O’Toole was the CEO of the Washington, D.C. -based production company, Eli Productions, for over 20 years. He wrote and produced documentaries, TV shows, and radio series on topics that included the arts and the aging process, many of which aired on NBC, CBS, and public television and radio. His work earned him a Writers Fellowship by The National Endowment for the Arts. In 1979, he wrote a TV miniseries adaptation of James Fenimore Cooper's Leatherstocking Tales, which aired on PBS and earned an Outstanding Writer Emmy nod. He also did work for the White House Council on Aging. Eli Productions was based in Washington from 1969 until O’Toole retired in 1992. Earlier, it was based in New York.

== Film work ==
O’Toole was executive producer of the PBS television series Modern Maturity in the 1980s. The show, which was underwritten by AARP, featured Diane Rehm and was seen by an estimated 6 million viewers a week on 250-plus PBS stations. O'Toole said he found "a lot of things pitched to older people demeaning" so he created the show, which also featured Edwin Newman and Marlene Sanders.

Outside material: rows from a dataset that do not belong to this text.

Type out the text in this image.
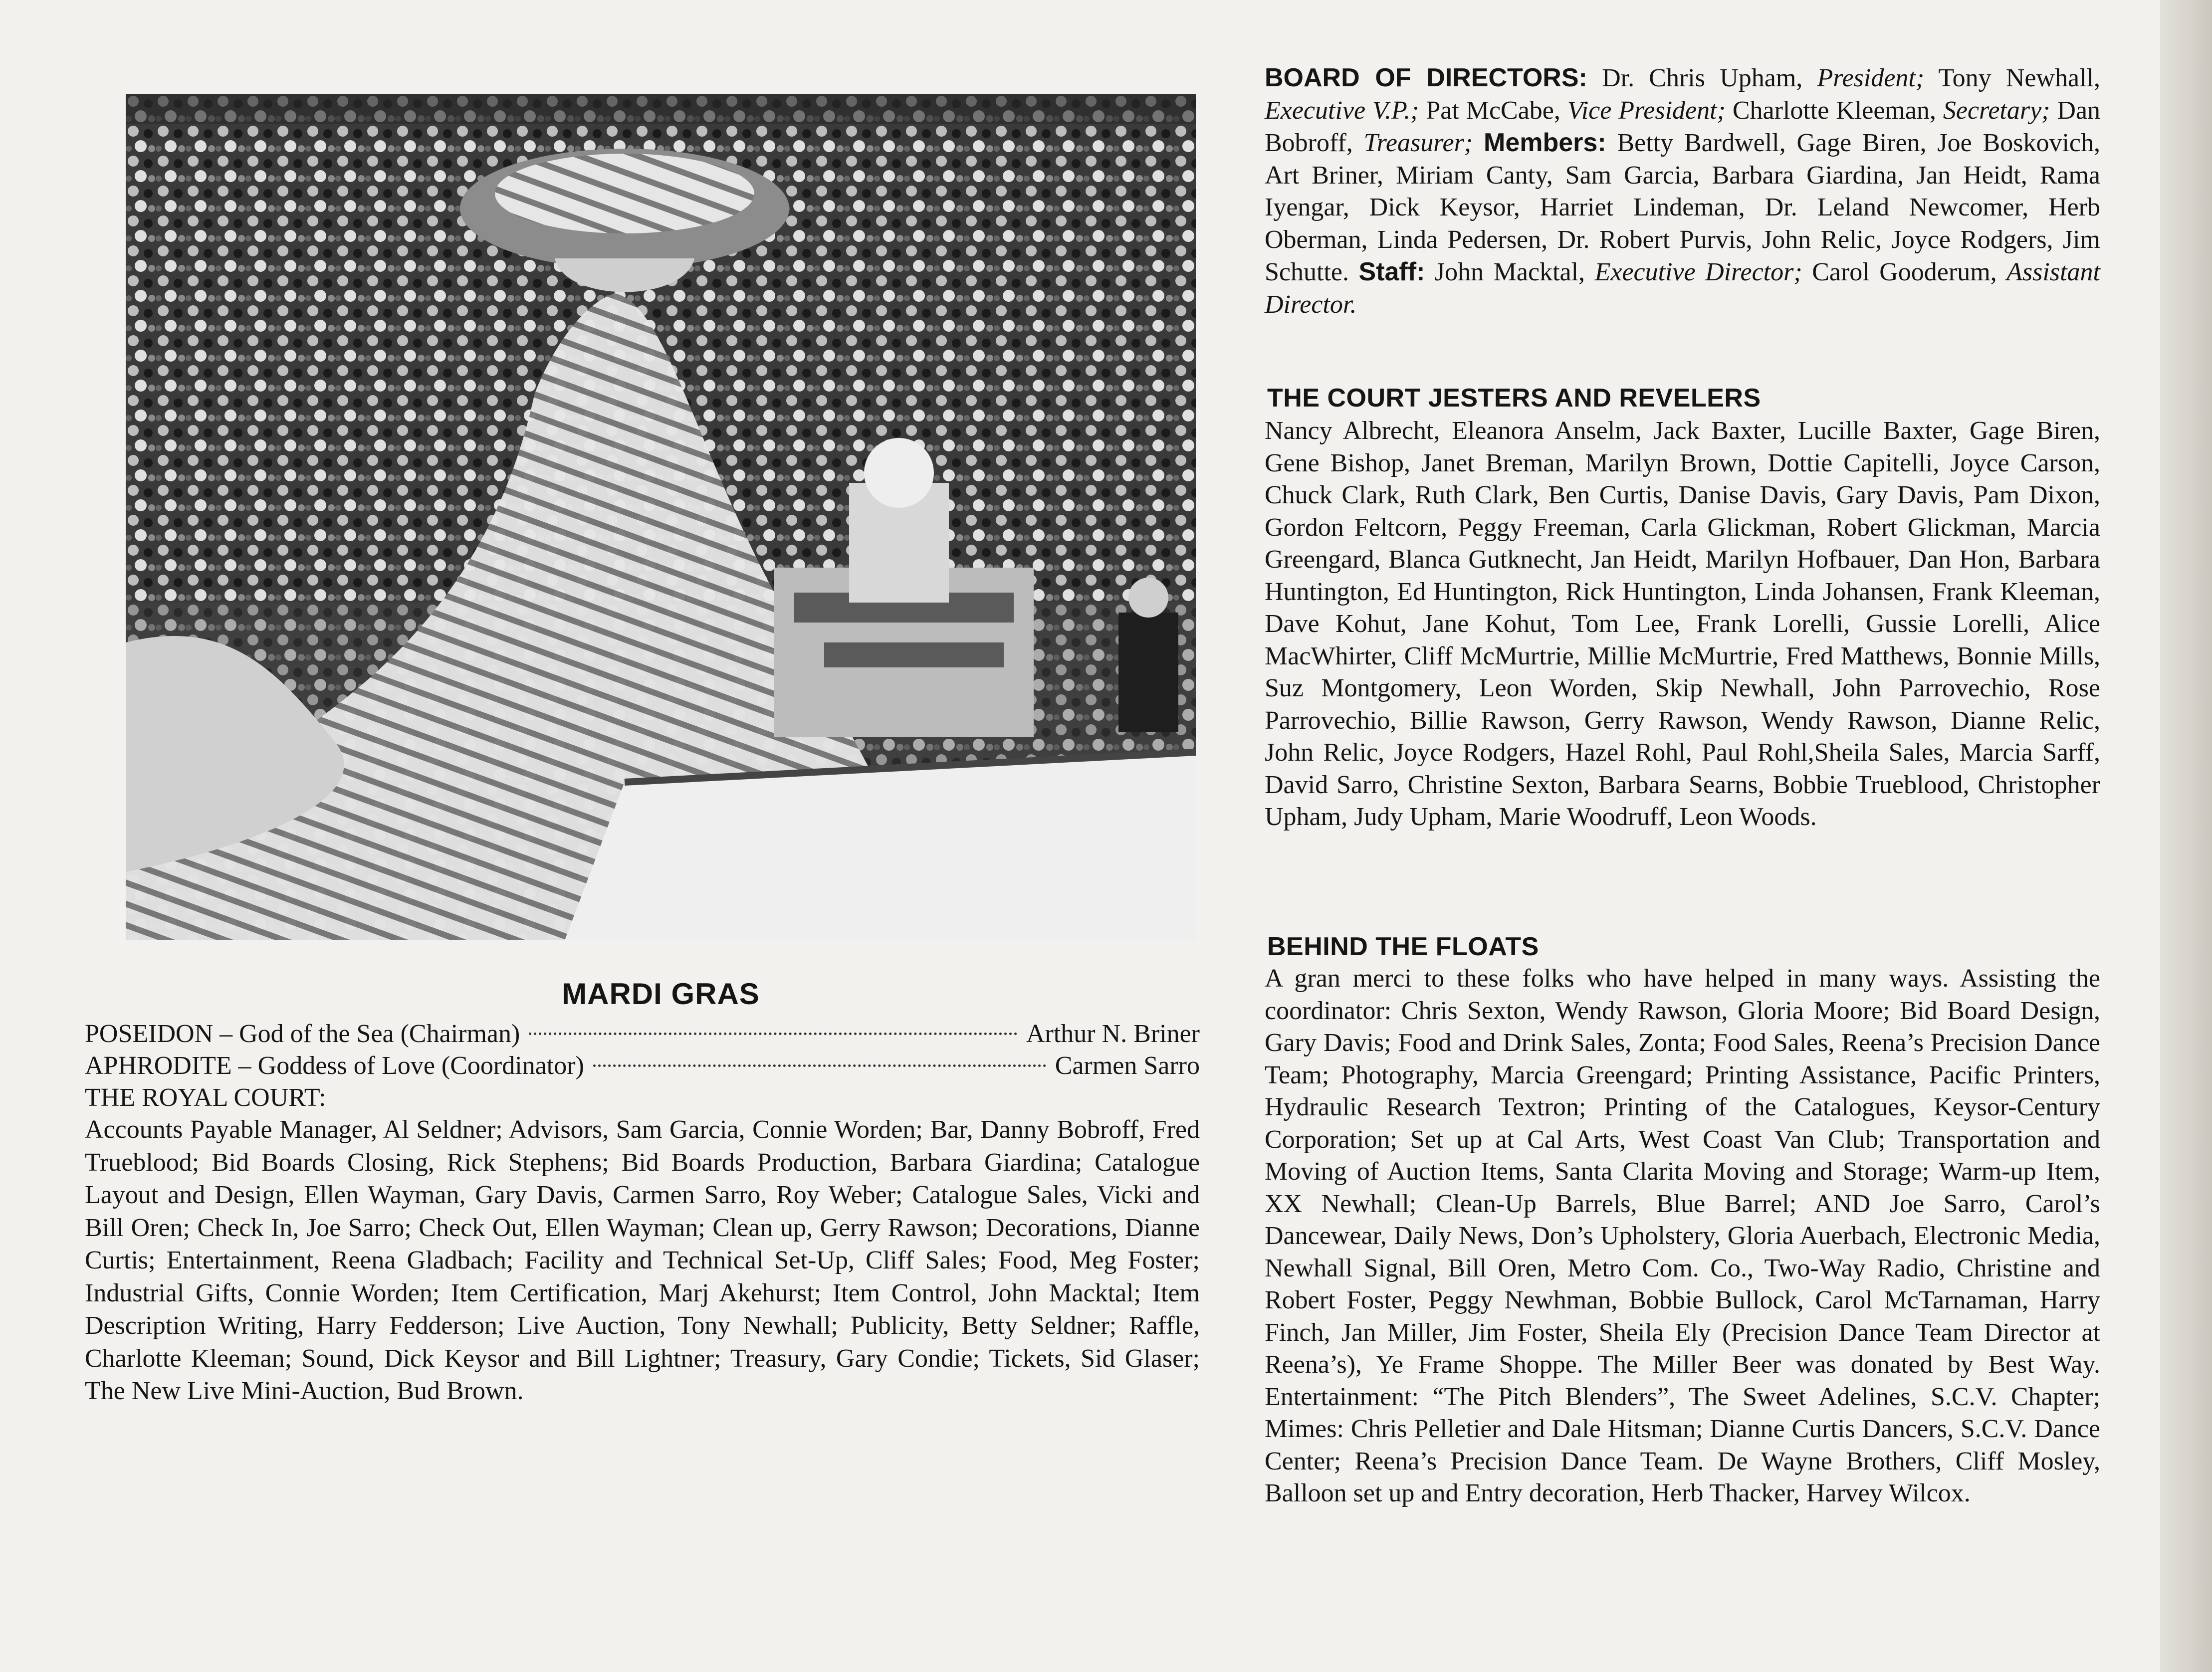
MARDI GRAS
POSEIDON – God of the Sea (Chairman)	Arthur N. Briner
APHRODITE – Goddess of Love (Coordinator)	Carmen Sarro
THE ROYAL COURT:
Accounts Payable Manager, Al Seldner; Advisors, Sam Garcia, Connie Worden; Bar, Danny Bobroff, Fred Trueblood; Bid Boards Closing, Rick Stephens; Bid Boards Production, Barbara Giardina; Catalogue Layout and Design, Ellen Wayman, Gary Davis, Carmen Sarro, Roy Weber; Catalogue Sales, Vicki and Bill Oren; Check In, Joe Sarro; Check Out, Ellen Wayman; Clean up, Gerry Rawson; Decorations, Dianne Curtis; Entertainment, Reena Gladbach; Facility and Technical Set-Up, Cliff Sales; Food, Meg Foster; Industrial Gifts, Connie Worden; Item Certification, Marj Akehurst; Item Control, John Macktal; Item Description Writing, Harry Fedderson; Live Auction, Tony Newhall; Publicity, Betty Seldner; Raffle, Charlotte Kleeman; Sound, Dick Keysor and Bill Lightner; Treasury, Gary Condie; Tickets, Sid Glaser; The New Live Mini-Auction, Bud Brown.
BOARD OF DIRECTORS: Dr. Chris Upham, President; Tony Newhall, Executive V.P.; Pat McCabe, Vice President; Charlotte Kleeman, Secretary; Dan Bobroff, Treasurer; Members: Betty Bardwell, Gage Biren, Joe Boskovich, Art Briner, Miriam Canty, Sam Garcia, Barbara Giardina, Jan Heidt, Rama Iyengar, Dick Keysor, Harriet Lindeman, Dr. Leland Newcomer, Herb Oberman, Linda Pedersen, Dr. Robert Purvis, John Relic, Joyce Rodgers, Jim Schutte. Staff: John Macktal, Executive Director; Carol Gooderum, Assistant Director.
THE COURT JESTERS AND REVELERS
Nancy Albrecht, Eleanora Anselm, Jack Baxter, Lucille Baxter, Gage Biren, Gene Bishop, Janet Breman, Marilyn Brown, Dottie Capitelli, Joyce Carson, Chuck Clark, Ruth Clark, Ben Curtis, Danise Davis, Gary Davis, Pam Dixon, Gordon Feltcorn, Peggy Freeman, Carla Glickman, Robert Glickman, Marcia Greengard, Blanca Gutknecht, Jan Heidt, Marilyn Hofbauer, Dan Hon, Barbara Huntington, Ed Huntington, Rick Huntington, Linda Johansen, Frank Kleeman, Dave Kohut, Jane Kohut, Tom Lee, Frank Lorelli, Gussie Lorelli, Alice MacWhirter, Cliff McMurtrie, Millie McMurtrie, Fred Matthews, Bonnie Mills, Suz Montgomery, Leon Worden, Skip Newhall, John Parrovechio, Rose Parrovechio, Billie Rawson, Gerry Rawson, Wendy Rawson, Dianne Relic, John Relic, Joyce Rodgers, Hazel Rohl, Paul Rohl,Sheila Sales, Marcia Sarff, David Sarro, Christine Sexton, Barbara Searns, Bobbie Trueblood, Christopher Upham, Judy Upham, Marie Woodruff, Leon Woods.
BEHIND THE FLOATS
A gran merci to these folks who have helped in many ways. Assisting the coordinator: Chris Sexton, Wendy Rawson, Gloria Moore; Bid Board Design, Gary Davis; Food and Drink Sales, Zonta; Food Sales, Reena’s Precision Dance Team; Photography, Marcia Greengard; Printing Assistance, Pacific Printers, Hydraulic Research Textron; Printing of the Catalogues, Keysor-Century Corporation; Set up at Cal Arts, West Coast Van Club; Transportation and Moving of Auction Items, Santa Clarita Moving and Storage; Warm-up Item, XX Newhall; Clean-Up Barrels, Blue Barrel; AND Joe Sarro, Carol’s Dancewear, Daily News, Don’s Upholstery, Gloria Auerbach, Electronic Media, Newhall Signal, Bill Oren, Metro Com. Co., Two-Way Radio, Christine and Robert Foster, Peggy Newhman, Bobbie Bullock, Carol McTarnaman, Harry Finch, Jan Miller, Jim Foster, Sheila Ely (Precision Dance Team Director at Reena’s), Ye Frame Shoppe. The Miller Beer was donated by Best Way. Entertainment: “The Pitch Blenders”, The Sweet Adelines, S.C.V. Chapter; Mimes: Chris Pelletier and Dale Hitsman; Dianne Curtis Dancers, S.C.V. Dance Center; Reena’s Precision Dance Team. De Wayne Brothers, Cliff Mosley, Balloon set up and Entry decoration, Herb Thacker, Harvey Wilcox.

“Aging is a lifetime process,” O’Toole said in 1988 about Modern Maturity, which was aimed at adults over 50. “You're always involved in it. As you get into it more personally, you're somebody's mother, then somebody's grandmother, and so on. We had to project an image on camera of mature adults doing things. You don't see people over 40 on commercial television – on shows that have some vitality anyway. So we set out to do that."

Before founding Eli, O’Toole wrote the film Who Killed Mary Whats'ername (1971) (Death of a Hooker). In addition to Red Buttons and Sylvia Miles, the film also features Conrad Bain (Diff'rent Strokes), Alice Playten, Sam Waterston and David Doyle (Charlie’s Angels). Ernest Pintoff was the director, and Gary McFarland wrote the soundtrack music.

In 1992, O’Toole took up painting. His paintings were exhibited at the Corcoran Gallery of Art in Washington, the Torpedo Factory Art Center in Alexandria and the Rehoboth Art League in Delaware. He began blogging at the age of 80 and wrote for the Huffington Post as well as his own blog, Eli's Observations, until his death in 2013. O'Toole married Ellie Barbo O'Toole in 1963. They have two daughters: Caitlin O'Toole, also a writer, and Sarah O'Toole Perry; and two grandchildren.